Yeah, saw that today, too. When I heard he had disappeared I made some crack to a friend about him "finally swimming to Cambodia." Now that they found him in the East River, it doesn't seem as funny as it did then.
 
Spaulding Gray was an inspiration to me, being a somehwat surreal writer from New England, myself.

I will certainly miss him.
 
Very sad. I've enjoyed the performances I saw him in, and I got the impression (though I don't know much about it) that he was well-loved by family and friends. I'm glad they finally found him.

The first time I saw him was on a PBS show called "Alive From Off Center," which broadcast one of his monologues. I was probably 15 or 16 or so at the time, and maybe didn't get all the jokes, but I remember laughing hysterically at his description of an experimental theater version of "MacBeth."
 
I was sad to hear he was missing, doubly sad to hear of his death. I have not seen all his monologues, but I have seen "swimming to Cambodia" and whatever his last one, on the macular degeneration, was called. Same reaction as you, Bug_Girl...what an amazing talent. I would love to be able to do that.

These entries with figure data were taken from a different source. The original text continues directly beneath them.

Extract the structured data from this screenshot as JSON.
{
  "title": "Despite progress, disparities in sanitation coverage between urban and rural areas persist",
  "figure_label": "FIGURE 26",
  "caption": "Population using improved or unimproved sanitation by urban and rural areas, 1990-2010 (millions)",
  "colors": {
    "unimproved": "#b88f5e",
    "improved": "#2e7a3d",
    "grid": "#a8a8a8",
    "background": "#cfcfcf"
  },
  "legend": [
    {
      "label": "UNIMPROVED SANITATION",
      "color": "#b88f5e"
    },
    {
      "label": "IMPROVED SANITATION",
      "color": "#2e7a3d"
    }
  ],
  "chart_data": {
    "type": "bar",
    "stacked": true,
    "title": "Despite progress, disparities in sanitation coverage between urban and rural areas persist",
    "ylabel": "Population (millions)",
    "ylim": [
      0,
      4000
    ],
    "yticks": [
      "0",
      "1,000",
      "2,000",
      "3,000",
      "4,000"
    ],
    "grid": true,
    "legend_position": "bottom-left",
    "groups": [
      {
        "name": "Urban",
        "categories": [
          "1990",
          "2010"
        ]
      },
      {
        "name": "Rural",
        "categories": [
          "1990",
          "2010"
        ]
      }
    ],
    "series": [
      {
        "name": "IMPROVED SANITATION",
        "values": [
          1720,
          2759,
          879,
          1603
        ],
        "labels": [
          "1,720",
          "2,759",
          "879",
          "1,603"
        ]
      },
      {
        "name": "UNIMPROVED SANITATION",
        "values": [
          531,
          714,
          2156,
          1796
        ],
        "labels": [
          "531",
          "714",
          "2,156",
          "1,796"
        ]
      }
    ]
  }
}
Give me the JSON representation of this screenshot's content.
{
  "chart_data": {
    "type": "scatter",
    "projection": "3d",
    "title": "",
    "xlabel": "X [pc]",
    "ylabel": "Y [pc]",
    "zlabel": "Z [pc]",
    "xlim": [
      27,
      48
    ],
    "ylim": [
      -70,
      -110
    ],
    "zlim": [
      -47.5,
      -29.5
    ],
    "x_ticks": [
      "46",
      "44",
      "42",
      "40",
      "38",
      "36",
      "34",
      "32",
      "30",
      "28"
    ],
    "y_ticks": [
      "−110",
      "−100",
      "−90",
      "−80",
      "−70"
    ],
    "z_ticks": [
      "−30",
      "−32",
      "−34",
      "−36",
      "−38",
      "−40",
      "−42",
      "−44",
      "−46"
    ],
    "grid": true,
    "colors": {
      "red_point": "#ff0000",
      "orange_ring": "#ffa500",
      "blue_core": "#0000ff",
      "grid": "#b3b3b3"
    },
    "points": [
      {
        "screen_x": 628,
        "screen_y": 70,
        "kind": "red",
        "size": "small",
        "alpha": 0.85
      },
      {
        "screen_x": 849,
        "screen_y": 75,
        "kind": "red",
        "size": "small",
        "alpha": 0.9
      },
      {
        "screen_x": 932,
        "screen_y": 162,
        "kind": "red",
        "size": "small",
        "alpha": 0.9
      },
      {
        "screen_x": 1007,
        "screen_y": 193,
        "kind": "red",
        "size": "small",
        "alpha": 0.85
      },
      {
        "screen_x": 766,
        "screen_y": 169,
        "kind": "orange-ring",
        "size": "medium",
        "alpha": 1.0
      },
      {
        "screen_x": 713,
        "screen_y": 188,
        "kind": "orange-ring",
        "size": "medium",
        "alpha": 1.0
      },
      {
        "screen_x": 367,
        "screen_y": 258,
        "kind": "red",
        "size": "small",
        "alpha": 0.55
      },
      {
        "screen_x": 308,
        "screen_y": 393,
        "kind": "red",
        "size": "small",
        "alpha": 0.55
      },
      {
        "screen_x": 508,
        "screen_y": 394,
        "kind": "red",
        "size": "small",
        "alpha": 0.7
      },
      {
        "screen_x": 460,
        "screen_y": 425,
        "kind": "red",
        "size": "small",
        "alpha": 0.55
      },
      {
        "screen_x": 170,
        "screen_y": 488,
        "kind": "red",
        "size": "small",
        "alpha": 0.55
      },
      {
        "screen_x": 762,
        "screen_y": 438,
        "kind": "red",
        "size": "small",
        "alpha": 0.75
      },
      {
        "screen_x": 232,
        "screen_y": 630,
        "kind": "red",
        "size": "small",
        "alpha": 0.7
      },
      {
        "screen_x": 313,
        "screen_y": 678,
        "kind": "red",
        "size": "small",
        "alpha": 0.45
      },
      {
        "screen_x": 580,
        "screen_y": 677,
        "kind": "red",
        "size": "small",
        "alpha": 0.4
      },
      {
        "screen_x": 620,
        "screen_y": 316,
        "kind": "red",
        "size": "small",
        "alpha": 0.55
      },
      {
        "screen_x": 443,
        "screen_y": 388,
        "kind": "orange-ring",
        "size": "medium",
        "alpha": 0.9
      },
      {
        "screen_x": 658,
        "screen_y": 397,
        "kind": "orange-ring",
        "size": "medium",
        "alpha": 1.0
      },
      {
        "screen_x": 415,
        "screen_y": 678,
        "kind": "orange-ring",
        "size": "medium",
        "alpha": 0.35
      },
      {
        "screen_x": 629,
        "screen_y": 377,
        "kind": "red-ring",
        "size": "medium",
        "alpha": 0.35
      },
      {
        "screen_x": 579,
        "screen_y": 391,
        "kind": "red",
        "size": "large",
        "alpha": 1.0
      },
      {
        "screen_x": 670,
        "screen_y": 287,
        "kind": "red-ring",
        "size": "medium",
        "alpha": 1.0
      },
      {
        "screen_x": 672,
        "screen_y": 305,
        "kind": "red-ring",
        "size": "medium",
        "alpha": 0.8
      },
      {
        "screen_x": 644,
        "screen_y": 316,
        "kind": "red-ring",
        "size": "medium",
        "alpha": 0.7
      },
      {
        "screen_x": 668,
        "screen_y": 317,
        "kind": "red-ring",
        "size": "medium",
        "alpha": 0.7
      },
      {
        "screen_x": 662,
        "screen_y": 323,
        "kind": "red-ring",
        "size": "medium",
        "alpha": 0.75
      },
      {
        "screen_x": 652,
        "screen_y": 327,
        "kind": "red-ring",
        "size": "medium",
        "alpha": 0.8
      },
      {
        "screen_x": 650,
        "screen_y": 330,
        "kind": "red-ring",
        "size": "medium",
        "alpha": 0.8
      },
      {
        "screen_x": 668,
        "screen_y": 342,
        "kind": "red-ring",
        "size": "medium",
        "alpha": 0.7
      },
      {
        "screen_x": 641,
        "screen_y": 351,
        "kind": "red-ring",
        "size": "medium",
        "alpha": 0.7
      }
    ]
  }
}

As a bit of an aside, the last monologue on his macular degeneration journey (beware, the opening montage is just gut-wrenchingly funny and horrific all at once) contains a beautifully expressed (duh, that's why we miss him) portrayal of a desparate man looking for healing. He even goes to a psychic surgeon...anyone who questions the mental state of anyone who would go to such an obvious charlatan (to us, anyway) would benefit from watching this. He was a drowning man clutching at straws, and the psychic surgeon pretended to be a lifeline.

Goodbye, Spalding.
 
I saw him in a puny theater probably twelve or thirteen years ago. To say I remember nothing aside from the mammoth tome which stood on his desk is more a reflection of my defective memory than his performance.